5.19.2018

coping

For years my son Calvin woke up every morning crying. There was no consoling him, and he'd wail for an hour, sometimes more. I guessed that his misery had to do with the high doses of three anticonvulsant drugs he was taking, one of them being a dreaded benzodiazepine. I imagined they gave him raging headaches. His distress was exasperating, disturbing, worrying and terribly sad. I'd go to sleep each night trying to forget what I knew I'd wake up to the next morning.

This past week, I visited four social studies classes at Calvin's junior high school to speak about disability and difference, to tell the students about Calvin and to answer their questions about him and epilepsy. A thoughtful, curious, dark-haired boy in the front row wondered how I coped. I told him and his classmates that I have an amazing husband who does all of the cooking every single night, and that he is a good enough chef he could open an excellent restaurant.

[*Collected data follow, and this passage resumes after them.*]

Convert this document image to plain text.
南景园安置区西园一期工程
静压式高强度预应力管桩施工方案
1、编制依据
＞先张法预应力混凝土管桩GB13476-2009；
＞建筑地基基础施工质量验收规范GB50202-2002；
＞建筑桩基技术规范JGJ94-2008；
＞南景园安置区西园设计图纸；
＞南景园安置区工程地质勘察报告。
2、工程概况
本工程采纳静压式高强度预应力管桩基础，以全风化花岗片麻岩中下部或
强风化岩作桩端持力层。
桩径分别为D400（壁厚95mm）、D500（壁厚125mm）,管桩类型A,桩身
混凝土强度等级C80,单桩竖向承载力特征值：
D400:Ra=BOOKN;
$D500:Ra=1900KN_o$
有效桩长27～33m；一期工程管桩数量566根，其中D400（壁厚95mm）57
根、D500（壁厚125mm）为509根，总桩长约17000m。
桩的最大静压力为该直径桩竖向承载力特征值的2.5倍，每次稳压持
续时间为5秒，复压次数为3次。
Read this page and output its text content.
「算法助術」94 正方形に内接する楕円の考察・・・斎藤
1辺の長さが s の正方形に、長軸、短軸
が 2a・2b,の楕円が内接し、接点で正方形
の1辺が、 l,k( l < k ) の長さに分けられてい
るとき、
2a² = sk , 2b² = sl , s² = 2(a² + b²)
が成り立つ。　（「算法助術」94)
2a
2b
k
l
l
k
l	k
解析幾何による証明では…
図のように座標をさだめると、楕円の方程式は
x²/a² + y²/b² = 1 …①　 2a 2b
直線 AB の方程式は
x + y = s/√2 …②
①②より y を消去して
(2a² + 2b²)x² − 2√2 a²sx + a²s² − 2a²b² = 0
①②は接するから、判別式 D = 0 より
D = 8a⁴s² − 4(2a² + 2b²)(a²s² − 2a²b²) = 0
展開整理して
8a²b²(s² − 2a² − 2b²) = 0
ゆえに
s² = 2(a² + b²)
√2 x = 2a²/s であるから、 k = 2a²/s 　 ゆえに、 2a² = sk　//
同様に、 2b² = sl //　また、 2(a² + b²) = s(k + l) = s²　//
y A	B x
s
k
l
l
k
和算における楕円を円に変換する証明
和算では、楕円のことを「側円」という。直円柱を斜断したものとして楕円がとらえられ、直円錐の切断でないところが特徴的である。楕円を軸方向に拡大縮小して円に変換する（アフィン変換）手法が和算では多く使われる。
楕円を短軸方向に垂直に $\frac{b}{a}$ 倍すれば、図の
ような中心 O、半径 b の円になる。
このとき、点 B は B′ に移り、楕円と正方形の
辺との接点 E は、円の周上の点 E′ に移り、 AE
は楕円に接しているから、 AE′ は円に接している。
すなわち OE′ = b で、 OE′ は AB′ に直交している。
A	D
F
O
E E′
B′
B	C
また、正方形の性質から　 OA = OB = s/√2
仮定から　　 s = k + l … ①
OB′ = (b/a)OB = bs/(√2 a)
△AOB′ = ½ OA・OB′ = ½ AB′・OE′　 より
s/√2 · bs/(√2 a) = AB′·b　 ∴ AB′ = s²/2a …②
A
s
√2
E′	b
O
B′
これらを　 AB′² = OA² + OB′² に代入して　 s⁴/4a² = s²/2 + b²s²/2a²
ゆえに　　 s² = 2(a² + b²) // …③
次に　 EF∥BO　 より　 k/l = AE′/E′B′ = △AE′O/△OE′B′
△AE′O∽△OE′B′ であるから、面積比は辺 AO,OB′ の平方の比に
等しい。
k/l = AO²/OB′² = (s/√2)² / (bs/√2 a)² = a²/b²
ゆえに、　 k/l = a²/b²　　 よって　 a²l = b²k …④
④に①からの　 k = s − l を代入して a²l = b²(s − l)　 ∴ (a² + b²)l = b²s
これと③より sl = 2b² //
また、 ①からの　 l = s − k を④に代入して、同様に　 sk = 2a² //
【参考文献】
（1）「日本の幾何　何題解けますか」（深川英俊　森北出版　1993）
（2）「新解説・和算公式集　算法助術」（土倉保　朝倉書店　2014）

I added that I try to take naps, that writing has saved me, and that our beloved friends and community support us in various ways tangibly and emotionally.

What I think I may have forgotten to mention is my love for gardening, which draws me outside in all kinds of weather and is most glorious in the early morning and early evening hours when the light casts long shadows over the lawn.

Since just before Calvin was born I've ripped out several straggly shrubs and planted scores of others, many of them gifted to me, including several dwarf conifers and small trees. Most of them, however, are flowering rhododendrons and azaleas which remind me of my youth. I made over a ratty, neglected part of the yard back by the screen porch that Michael built, putting in some stone paths. I revived two perennial gardens that had succumbed to grass and weeds, then added a third, edging the larger ones with low rock borders. I limbed-up some huge sickly spruce trees, restoring them, then planted an understory of large and leggy rhodies, scattering forget-me-nots amongst them.

The shrubs are beginning to grow and mature, and as they do I dig up ones that are becoming crowded and relocate them or gift them to friends. Thankfully, most of them survive my thirst for control, but not all.

This morning, the day after Calvin suffered a grand mal, was one of those dewy, gorgeous mornings I'm so grateful for, and more so having yesterday mowed the lawn, as that seems to make everything else pop.

Considering our son's circumstance, I think I'm coping well, but I should mention that he doesn't wake up crying anymore—hasn't for years—which feels like a cure-all in itself.

click on any photo to enlarge.








1 comment:

  1. What a beautiful yard! I love gardening too. It's peaceful, digging in the dirt, listening to the birds, the sound of the breeze in the trees. It's a good place to be.

    I'm glad Calvin doesn't wake up crying anymore.